Inventories have started to decline, but by the time ministers gather in Vienna on May 25, developed nations still won’t have burned through the big stockpile increase caused by a surge in OPEC output just before the cuts came into force, data from the International Energy Agency indicate.
The Organization of Petroleum Exporting Countries has been “hoisted by its own petard” by agreeing in principle to reduce production last September while allowing members to keep boosting sales until the deal took effect on Jan. 1, Citigroup Inc. said. While the group has fully implemented its pledged cuts, that’s being offset by U.S. shale oil producers buoyed by price gains, according to Commerzbank AG.
“OPEC is like a magician waving his hands and trying to pull the rabbit out the hat, but still the rabbit isn’t there,” said Eugen Weinberg, Commerzbank’s head of commodities research in Frankfurt. “They’ve done all they can with the production cuts and the effect is close to non-existent.”
The accord last year between OPEC, Russia and 10 other producers was intended to boost prices by eliminating an inventory surplus to the five-year average of about 300 million barrels — equivalent to three days of global oil production. By this measure, the historic agreement hasn’t delivered.
At the end of December commercial oil stockpiles in the 35-nation Organization for Economic Cooperation and Development totaled 2.98 billion barrels, according to the Paris-based IEA, which advises those countries on energy policy. That rose to 3.06 billion barrels in January due to a late surge in OPEC shipments before the cuts came into force.
“Producers unintentionally accelerated activities that would ultimately obstruct, and for a period reverse, the very rebalancing they were trying to accelerate,” said Ed Morse, head of commodities research at Citigroup.
Inventories in the OECD — which consumes about half global supply — fell only slightly in February and remained 330 million barrels above the five-year average, bigger than the surplus of 286 million at the end of December, IEA data show.
Bloomberg calculations using the agency’s supply and demand projections indicate that, by the time OPEC’s accord expires in June, stockpiles will be roughly back in line with their end-December level and still about 200 million barrels above the five-year average.
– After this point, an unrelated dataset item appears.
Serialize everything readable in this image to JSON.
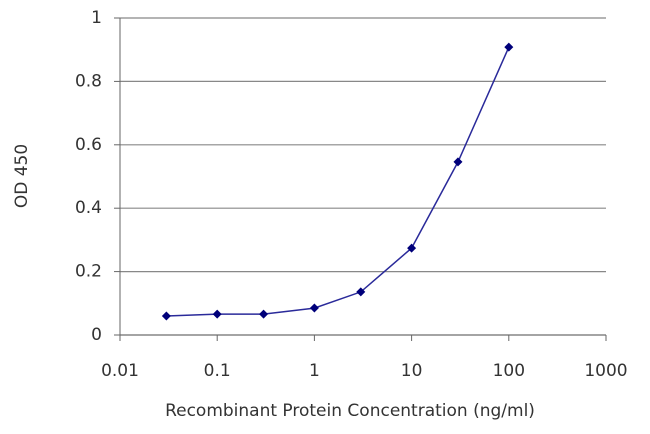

That would leave the group, which must decide in May whether to extend its pact for another six months, well short of its goal.
That picture could change in the coming weeks, said Paul Horsnell, head of commodities research at Standard Chartered Plc in London. Data for the first quarter aren’t detailed enough yet to make solid conclusions, and inventories in more obscure locations may be falling more rapidly than it appears, he said. Some major oil consumers, notably China and India, do not publish monthly inventory levels.
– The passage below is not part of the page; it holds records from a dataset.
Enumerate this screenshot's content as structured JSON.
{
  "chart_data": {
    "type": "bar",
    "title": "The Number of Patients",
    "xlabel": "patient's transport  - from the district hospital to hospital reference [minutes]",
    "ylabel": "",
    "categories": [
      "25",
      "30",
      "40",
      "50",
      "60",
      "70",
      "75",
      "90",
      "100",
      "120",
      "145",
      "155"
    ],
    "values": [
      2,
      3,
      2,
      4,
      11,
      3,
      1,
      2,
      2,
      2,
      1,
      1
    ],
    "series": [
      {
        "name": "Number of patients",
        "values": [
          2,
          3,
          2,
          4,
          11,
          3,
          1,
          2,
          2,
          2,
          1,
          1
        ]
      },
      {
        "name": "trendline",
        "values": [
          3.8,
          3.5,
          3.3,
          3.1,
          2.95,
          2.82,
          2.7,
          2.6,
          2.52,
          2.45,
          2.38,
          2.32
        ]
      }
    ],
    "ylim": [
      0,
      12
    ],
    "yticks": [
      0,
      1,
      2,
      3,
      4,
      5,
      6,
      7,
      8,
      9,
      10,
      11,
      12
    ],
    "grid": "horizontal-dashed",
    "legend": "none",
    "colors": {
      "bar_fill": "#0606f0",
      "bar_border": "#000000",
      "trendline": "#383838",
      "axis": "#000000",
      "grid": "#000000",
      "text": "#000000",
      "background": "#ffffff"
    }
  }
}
Even if current data are correct, Citigroup, Standard Chartered and many other analysts aren’t declaring the cuts a failure. Instead they predict that OPEC and Russia will extend their pact for another six months, giving time to fulfill their goal.
“I believe OPEC will continue its policy of restraining production,” said Paolo Scaroni, former chief executive officer of Italian oil major Eni SpA and current vice chairman of NM Rothschild & Sons Ltd. “There is not the kind of oil glut that we had only 12 months ago” and the agreement is on track, he said.